The mayor of Tehran has launched legal proceedings against the British embassy which he accuses of destroying an embassy garden in the Iranian capital -- the latest spat in a prickly relationship with London.

Iran's Foreign Ministry spokesman confirmed on Tuesday that the judiciary was investigating Mayor Mohammad-Baqer Qalibaf's accusation that 300 trees had been cut or burnt down at one of two British embassy compounds in the Iranian capital.

The embassy denied the charge, saying extension works on the metro had disrupted the water supply causing 31 trees to die.

Qalibaf -- considered by analysts to be a strong future candidate for the Iranian presidency -- told Iranian newspapers Britain's disregard for the environment at the compound in Tehran's leafy Gholhak neighbourhood was an example of its historic hostility to Iran.

One of the darkest cases in the Iranian people's historical memories pertains to the British government, he was quoted as saying by Arman daily. (Its) hostile behaviour can be seen at the Gholhak compound.

He did not specify which historic event he was referring to but many Iranians blame a variety of ills on Britain, sometimes calling it the 'little Satan to the big Satan of the United States which has no diplomatic ties with Tehran.

Britain is resented by many Iranians for the way it exploited its oil in the early 20th century, supporting a U.S.-backed military coup in 1953 and, most recently, allegedly colluding with anti-government protesters after the contested re-election of President Mahmoud Ahmadinejad in 2009.

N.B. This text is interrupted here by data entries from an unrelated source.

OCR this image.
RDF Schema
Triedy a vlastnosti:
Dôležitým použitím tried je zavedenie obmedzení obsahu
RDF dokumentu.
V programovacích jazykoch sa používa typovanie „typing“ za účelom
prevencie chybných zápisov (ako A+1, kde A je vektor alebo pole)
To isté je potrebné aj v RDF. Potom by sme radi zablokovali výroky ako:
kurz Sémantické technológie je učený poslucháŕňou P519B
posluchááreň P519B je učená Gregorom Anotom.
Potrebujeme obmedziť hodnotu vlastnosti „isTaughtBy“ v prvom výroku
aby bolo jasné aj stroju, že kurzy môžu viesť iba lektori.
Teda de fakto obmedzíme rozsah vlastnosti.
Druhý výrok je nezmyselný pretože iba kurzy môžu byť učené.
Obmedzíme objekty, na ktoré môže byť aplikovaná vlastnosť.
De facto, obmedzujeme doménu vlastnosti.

The British Embassy denied it had destroyed any trees.

The embassy takes its environmental responsibilities for both its compounds extremely seriously and a significant amount of investment has been put into both compounds during the last three years to ensure that these important green spaces in Tehran are correctly looked after, it said in a statement.

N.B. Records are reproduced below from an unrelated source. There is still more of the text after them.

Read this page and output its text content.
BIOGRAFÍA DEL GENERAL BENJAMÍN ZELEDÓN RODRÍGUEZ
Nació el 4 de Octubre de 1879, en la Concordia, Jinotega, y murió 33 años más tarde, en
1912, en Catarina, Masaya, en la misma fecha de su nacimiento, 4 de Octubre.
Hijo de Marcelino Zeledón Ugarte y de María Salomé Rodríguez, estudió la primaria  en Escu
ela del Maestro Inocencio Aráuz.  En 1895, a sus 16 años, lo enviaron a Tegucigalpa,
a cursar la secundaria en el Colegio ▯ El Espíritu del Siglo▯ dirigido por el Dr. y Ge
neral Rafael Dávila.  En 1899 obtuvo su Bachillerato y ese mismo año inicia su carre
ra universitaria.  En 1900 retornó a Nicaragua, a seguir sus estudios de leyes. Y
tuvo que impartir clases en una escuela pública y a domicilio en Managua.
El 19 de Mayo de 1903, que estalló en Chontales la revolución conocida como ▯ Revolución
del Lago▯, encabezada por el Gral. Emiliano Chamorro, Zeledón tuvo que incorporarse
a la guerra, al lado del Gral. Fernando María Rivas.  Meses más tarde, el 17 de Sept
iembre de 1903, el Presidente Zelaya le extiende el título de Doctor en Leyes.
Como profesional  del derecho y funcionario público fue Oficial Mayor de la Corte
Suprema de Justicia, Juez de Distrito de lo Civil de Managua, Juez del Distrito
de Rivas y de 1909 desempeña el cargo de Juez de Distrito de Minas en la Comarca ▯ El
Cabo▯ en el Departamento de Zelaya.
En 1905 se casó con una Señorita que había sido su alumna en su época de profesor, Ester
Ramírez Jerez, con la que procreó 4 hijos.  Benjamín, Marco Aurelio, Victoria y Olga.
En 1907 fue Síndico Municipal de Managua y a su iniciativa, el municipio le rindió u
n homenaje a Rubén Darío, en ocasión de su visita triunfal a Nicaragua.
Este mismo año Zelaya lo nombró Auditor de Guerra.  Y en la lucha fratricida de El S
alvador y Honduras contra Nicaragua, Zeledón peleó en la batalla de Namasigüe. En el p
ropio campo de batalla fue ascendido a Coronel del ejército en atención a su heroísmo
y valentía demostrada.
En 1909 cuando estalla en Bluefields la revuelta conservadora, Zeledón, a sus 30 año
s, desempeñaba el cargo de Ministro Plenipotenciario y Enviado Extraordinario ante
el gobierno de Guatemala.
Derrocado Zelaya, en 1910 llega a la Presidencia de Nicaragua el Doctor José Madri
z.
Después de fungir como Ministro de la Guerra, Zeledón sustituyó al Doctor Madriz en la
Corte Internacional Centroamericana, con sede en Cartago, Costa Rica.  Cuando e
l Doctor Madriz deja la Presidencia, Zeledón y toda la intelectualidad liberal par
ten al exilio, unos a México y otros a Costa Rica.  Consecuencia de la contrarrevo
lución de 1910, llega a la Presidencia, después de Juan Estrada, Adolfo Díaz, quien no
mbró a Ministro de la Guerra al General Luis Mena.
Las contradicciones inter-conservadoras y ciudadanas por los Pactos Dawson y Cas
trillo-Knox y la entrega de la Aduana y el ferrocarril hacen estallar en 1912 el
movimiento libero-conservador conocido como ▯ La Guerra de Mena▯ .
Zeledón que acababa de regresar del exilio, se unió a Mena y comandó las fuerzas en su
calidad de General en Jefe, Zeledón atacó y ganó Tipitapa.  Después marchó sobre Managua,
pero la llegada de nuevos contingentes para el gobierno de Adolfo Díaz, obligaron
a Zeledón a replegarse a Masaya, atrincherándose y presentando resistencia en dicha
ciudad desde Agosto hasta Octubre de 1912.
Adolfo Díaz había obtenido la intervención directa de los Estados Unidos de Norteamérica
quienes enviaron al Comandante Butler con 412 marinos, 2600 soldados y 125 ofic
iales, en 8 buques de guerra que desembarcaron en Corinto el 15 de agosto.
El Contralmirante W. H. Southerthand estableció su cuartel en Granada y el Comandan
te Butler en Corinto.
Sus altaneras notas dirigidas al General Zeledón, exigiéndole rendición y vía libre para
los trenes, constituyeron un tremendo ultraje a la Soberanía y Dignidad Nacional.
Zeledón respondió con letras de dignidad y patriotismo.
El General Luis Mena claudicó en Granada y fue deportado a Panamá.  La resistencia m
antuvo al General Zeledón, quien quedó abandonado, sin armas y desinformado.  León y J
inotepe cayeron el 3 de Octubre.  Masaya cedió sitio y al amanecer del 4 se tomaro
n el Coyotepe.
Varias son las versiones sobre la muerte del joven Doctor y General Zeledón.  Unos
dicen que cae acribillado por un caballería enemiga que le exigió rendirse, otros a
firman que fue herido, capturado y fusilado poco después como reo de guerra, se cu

The accusations were made just days after a new British ambassador arrived in Tehran following a hiatus of almost eight months during which many Iranian politicians argued, unsuccessfully, for ties with Britain to be downgraded.

Britain has supported increasingly tough sanctions on Iran over its human rights record and the nuclear programme which many countries fear is aimed at making atomic weapons, a charge Tehran denies.